Source: Discovery Science, 8th International Conference,
DS 2005, Singapore, October 2005, Proceedings,
(Achim Hoffmann, Hiroshi Motada, Tobias Scheffer, Eds.),
Lecture Notes in Artificial Intelligence 3735, pp. 16 - 25, Springer 2005.
Abstract.
The question of whether it is possible to automate the scientific
process is of both great theoretical interest and increasing practical
importance because, in many scientific areas, data are being generated
much faster than they can be effectively analysed. We describe a
physically implemented robotic system that applies techniques from
artificial intelligence to carry out cycles of scientific
experimentation. The system automatically originates hypotheses to
explain observations, devises experiments to test these hypotheses,
physically runs the experiments using a laboratory robot, interprets
the results to falsify hypotheses inconsistent with the data, and then
repeats the cycle. We applied this system to the determination of
gene function using deletion mutants of yeast (Saccharomyces
cerevisiae) and auxotrophic growth experiments.

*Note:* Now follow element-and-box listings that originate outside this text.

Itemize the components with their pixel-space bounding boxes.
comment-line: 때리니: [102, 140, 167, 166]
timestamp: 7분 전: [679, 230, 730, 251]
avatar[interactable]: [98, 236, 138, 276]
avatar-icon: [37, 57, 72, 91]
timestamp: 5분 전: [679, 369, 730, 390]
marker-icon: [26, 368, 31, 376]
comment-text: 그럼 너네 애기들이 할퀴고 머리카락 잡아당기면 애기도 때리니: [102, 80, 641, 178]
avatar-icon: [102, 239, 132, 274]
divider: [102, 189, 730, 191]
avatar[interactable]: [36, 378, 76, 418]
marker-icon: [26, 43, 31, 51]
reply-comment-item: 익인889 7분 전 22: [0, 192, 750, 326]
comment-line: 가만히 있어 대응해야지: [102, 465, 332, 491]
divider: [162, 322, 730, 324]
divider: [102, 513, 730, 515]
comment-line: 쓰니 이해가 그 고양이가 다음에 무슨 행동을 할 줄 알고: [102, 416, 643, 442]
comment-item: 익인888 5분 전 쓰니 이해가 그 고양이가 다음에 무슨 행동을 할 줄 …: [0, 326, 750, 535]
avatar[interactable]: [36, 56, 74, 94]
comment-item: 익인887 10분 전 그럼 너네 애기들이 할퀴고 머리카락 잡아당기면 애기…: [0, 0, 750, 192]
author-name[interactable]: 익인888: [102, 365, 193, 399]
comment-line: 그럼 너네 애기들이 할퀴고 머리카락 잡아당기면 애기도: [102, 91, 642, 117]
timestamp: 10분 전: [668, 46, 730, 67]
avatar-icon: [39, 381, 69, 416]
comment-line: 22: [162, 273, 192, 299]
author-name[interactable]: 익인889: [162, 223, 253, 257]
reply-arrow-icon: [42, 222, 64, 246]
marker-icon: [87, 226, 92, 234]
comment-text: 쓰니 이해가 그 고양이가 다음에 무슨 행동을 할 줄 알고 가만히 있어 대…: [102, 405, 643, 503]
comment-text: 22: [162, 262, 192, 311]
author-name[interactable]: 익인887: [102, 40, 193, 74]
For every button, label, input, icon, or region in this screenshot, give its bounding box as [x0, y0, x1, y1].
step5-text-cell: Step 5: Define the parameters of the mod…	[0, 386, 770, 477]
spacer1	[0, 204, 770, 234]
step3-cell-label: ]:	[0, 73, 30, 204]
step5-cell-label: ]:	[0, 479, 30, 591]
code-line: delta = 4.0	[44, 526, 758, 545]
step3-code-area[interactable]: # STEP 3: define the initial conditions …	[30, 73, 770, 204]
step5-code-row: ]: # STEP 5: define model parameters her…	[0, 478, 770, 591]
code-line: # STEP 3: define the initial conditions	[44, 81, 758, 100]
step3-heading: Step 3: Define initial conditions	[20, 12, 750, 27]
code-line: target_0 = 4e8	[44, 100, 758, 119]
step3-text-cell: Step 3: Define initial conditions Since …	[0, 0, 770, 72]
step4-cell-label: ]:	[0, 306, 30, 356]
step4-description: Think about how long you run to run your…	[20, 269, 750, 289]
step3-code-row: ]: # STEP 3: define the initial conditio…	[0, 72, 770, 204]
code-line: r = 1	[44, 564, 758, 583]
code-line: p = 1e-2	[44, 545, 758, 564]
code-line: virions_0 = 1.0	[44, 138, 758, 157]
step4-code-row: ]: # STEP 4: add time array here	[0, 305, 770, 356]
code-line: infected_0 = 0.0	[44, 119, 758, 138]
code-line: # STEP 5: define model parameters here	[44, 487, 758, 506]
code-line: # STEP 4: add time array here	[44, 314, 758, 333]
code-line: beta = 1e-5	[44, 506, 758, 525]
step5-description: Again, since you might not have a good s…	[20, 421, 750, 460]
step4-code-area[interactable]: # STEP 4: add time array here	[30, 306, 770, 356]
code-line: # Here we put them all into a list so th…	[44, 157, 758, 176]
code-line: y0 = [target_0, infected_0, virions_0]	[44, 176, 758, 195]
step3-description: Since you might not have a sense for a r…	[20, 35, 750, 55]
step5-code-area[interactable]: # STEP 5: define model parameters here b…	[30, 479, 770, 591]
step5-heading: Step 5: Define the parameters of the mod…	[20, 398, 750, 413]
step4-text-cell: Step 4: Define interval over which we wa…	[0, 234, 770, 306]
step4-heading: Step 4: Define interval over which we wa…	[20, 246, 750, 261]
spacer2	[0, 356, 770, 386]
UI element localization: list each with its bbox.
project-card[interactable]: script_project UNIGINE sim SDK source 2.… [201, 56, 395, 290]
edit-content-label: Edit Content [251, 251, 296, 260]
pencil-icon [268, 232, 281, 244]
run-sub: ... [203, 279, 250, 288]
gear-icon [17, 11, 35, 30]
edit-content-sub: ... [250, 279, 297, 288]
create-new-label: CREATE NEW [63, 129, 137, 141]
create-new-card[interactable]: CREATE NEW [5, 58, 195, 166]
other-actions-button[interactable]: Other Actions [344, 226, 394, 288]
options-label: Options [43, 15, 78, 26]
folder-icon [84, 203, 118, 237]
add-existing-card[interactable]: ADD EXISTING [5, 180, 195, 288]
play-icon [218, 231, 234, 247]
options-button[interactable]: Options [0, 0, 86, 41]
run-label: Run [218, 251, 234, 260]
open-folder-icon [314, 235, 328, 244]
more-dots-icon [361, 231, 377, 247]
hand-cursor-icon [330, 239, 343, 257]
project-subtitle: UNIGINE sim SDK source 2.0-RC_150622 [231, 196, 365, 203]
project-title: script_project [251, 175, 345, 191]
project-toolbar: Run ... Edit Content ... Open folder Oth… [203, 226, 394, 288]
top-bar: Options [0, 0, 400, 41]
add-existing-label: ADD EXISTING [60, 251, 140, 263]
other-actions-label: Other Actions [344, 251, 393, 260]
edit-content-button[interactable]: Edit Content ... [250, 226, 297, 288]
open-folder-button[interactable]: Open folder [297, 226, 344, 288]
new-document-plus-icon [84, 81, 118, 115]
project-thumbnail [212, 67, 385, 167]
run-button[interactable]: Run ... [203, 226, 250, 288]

We built and tested a
detailed logical model (involving genes, proteins and metabolites) of
the aromatic amino acid synthesis pathway. In biological experiments
that automatically reconstruct parts of this model, we show that an
intelligent experiment selection strategy is competitive with human
performance and significantly outperforms, with a cost decrease of
3-fold and 100-fold (respectively), both cheapest and
random-experiment selection. We have now scaled up this approach to
discover novel biology. To achieve this we combined our
logical reasoning approach with bioinformatics. We have built a
logical model of all known S. cerevisiae metabolism. In this model
there are still reactions where the gene encoding the enzyme is
unknown.
We demonstrate that we can automatically hypothesize these genes,
and generate "wet" biological evidence that either confirms or
contradicts this hypothesis. This approach can also be used to
automatically test biological genome annotations.